In the summertime, on the East Coast, up North, your family went to the shore, or to the mountains , usually to the same resort, town, hotel, or house.....forever.  Some of my girlfriends were Pocono kids, but most of us hung out at the Jersey Shore.  In my house, it meant Atlantic City/Brigantine.  My Mom had friends who frequented AC, and my family had a house in Brigantine, so that was the destination by rote every summer throughout the 1950's and 1960's. My, how things change.  I still love the shore, but the sand gets to me now, so I'm not about lounging on a beach to scope out  guys.  But, give me a boardwalk, and I'm a happy girl. 
The boardwalk in Atlantic City was the most extraordinary place in the 1950's.  Impressive hotels, the common ground of Steel Pier (where you had to see the Diving Horse, or your life wasn't complete), the carriages made of rattan that pushed you up and down the length of the boards.  Mr. Peanut reigned, huge and inviting over the Planter's Peanut stores.  James Salt Water Taffy was best when it was filled AND chocolate covered.  Kohr Bros. soft custard (again chocolate, but with marshmallows now) was the junk food of choice, and rainy days were for playing skeetball.  I still can see the pink ceramic poodle I got for my grandmother with my tickets.  

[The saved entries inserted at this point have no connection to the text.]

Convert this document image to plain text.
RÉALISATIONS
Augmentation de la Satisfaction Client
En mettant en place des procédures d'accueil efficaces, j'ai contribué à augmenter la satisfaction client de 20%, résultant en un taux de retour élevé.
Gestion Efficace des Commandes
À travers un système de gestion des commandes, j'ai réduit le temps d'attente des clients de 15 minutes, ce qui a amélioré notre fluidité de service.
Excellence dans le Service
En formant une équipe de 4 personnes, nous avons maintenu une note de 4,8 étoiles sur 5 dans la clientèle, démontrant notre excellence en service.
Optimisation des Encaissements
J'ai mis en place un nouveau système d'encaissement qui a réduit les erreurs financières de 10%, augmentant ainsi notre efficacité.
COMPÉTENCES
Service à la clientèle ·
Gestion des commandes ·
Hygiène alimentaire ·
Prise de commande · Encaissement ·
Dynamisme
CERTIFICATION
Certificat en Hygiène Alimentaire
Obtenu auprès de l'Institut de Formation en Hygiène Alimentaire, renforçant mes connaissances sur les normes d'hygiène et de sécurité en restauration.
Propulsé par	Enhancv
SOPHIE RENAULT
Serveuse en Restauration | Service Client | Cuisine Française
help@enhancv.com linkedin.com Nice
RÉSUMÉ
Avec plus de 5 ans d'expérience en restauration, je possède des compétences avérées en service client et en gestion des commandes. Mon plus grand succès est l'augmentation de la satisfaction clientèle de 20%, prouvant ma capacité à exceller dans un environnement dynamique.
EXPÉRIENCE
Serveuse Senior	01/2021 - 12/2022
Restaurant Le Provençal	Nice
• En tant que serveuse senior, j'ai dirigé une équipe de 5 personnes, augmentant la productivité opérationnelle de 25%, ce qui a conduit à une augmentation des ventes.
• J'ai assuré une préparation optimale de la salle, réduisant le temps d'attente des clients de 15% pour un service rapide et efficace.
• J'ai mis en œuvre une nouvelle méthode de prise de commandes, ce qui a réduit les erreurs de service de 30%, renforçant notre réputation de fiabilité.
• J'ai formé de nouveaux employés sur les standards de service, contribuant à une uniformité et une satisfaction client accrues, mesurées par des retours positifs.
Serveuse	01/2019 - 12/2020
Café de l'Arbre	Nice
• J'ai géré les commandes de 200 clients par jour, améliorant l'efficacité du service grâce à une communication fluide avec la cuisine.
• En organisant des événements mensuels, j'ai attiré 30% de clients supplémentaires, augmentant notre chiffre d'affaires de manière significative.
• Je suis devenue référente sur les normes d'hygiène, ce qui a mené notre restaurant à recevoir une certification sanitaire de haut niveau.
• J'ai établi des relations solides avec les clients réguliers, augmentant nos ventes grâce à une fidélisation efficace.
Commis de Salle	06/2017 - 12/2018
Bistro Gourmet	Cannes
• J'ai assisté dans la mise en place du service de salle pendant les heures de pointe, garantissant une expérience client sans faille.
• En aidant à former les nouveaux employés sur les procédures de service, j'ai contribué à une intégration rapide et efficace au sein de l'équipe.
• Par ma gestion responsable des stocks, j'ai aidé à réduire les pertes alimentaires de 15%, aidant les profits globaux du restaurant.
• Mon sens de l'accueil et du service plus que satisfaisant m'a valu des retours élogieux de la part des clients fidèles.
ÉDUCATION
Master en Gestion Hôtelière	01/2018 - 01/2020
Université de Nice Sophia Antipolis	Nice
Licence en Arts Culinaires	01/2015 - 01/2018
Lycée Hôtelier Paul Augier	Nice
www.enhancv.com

Atlantic City was the home for musicians, gangsters, and work-a-day vacationers to mingle.  Their kids all built sandcastles on those wide sweeps of beach.  They all went to the Miss America Pageant Parade on the Boardwalk, and to Convention Hall to see the Pageant itself.  they all went to Steel Pier for fudge, or to hear Paul Anka.  Jazz clubs filled with NY elite, and the restaurants overflowed .  
I don't have one single bad sunburnt memory of Atlantic City, and no matter what it has become today, casino back to back, the flavor is there for me and everyone who ever went during those wonderful innocent years.  It remains a mythic draw for many of us from Philadelphia, because we're used to going , and the new slew of slots loving grannies every season keeps it jumping.
Hop on a bus, get in the car, jump on the train and go see if you can piece together some of the past.  Maybe Madmen will shoot a few scenes down there, and we can all drift  for a sec, and relax in time.